Throughout his reign of terror, Mussolini oppressed Jews and Gentiles alike, in a stance that leans more to the Nietzschean interpretation rather than the result of a genocidal ambition, which was the case with Hitler. Two of Nietzsche's most notable concepts that sparked the inspiration of Mussolini and Hitler were the concepts of 'the will to power' and of 'the superman'. Mussolini interpreted the will to power through his relentless desire to dominate others, which inevitably led to his seizure of power. In essence, Mussolini is the epitome of the dangerous, autocratic personification of 'the superman'.
Similarly to Mussolini, the Nietzschean way of thinking was also often interpreted by Hitler in the Nazi regime. In fact, on one occasion, Hitler gifted Mussolini the complete works of Nietzsche as a birthday gift.
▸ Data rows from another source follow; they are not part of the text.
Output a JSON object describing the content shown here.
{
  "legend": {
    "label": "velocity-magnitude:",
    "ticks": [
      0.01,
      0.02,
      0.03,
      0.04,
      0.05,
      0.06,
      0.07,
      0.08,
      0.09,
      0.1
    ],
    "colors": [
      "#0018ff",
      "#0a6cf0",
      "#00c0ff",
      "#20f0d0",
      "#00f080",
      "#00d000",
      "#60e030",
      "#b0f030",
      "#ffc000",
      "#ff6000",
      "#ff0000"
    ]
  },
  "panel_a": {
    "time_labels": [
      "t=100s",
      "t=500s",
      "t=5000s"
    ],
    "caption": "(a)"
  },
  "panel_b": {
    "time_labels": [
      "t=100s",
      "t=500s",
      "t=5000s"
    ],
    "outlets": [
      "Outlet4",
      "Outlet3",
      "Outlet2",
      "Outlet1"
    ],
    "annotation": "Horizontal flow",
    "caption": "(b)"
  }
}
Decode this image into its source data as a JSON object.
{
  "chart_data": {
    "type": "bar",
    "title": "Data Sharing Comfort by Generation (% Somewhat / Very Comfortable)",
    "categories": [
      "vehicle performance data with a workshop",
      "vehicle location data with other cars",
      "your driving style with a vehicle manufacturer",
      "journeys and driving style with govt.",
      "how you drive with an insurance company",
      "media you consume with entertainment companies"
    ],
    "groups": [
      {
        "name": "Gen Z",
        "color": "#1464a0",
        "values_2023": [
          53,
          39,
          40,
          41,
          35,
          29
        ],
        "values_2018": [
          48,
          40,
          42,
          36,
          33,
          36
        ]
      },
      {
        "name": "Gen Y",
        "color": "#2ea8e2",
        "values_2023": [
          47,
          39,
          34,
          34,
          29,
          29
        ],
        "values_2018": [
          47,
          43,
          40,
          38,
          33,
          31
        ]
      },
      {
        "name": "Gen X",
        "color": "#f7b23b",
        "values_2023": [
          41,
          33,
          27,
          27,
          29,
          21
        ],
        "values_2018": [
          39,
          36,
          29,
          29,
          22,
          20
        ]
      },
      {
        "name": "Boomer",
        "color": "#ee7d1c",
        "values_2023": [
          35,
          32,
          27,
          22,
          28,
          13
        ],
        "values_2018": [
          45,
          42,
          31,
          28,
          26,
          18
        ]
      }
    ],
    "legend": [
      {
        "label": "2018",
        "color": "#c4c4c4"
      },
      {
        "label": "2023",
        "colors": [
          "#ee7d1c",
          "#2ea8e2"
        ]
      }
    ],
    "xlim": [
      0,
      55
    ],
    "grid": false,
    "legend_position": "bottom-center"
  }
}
Despite Nietzsche's anti-nationalistic nature, and despite the fact that he wasn't anti-Semitic nor was he in favour of mass movements, the Nazis selectively interpreted his works to work in their favour. The idea of 'the superman' was frequently interpreted by Hitler in the form of the 'Aryan race'. To justify the Nazi regime, Nietzsche was a notable German thinker that the Nazis utilised. In fact, Nietzsche became embedded into the regime - references to soldiers being 'the superman' were common, particularly in propaganda. The 'will to power' was a key concept that the Nazis employed.
So how did Nietzsche's works become so deeply misunderstood? From 1889, when he went mad, his sister, Elizabeth Förster-Nietzsche, took over his estate. She, described as an illogical thinker, manipulated his works to fit with her extreme political ideology - she created The Will to Power, for example, from Nietzsche's unused notes, yet, in Nietzsche's absence, she was able to twist his works to suit her, and to impress the rising political figures. This false image of Nietzsche began to impress people of political power as, in the 1930's, Elizabeth met Hitler when he attended the Nietzsche museum - ran by her. What's more, Hitler attended Elizabeth's funeral in 1935.
In reflection, with modern considerations taken into account, it is, quite frankly, terrifying how any philosophical or political thought can be hijacked and presented in convenient ways to the hijacker. As citizens of the digital era - an era in which news is becoming increasingly more ideologically motivated - cases and incidents of careful selectivity and intentional framing are becoming the norm. This is the power of language. The threat inherent in the act of interpretation of language. A threat that will not subside for as long as humanity lives.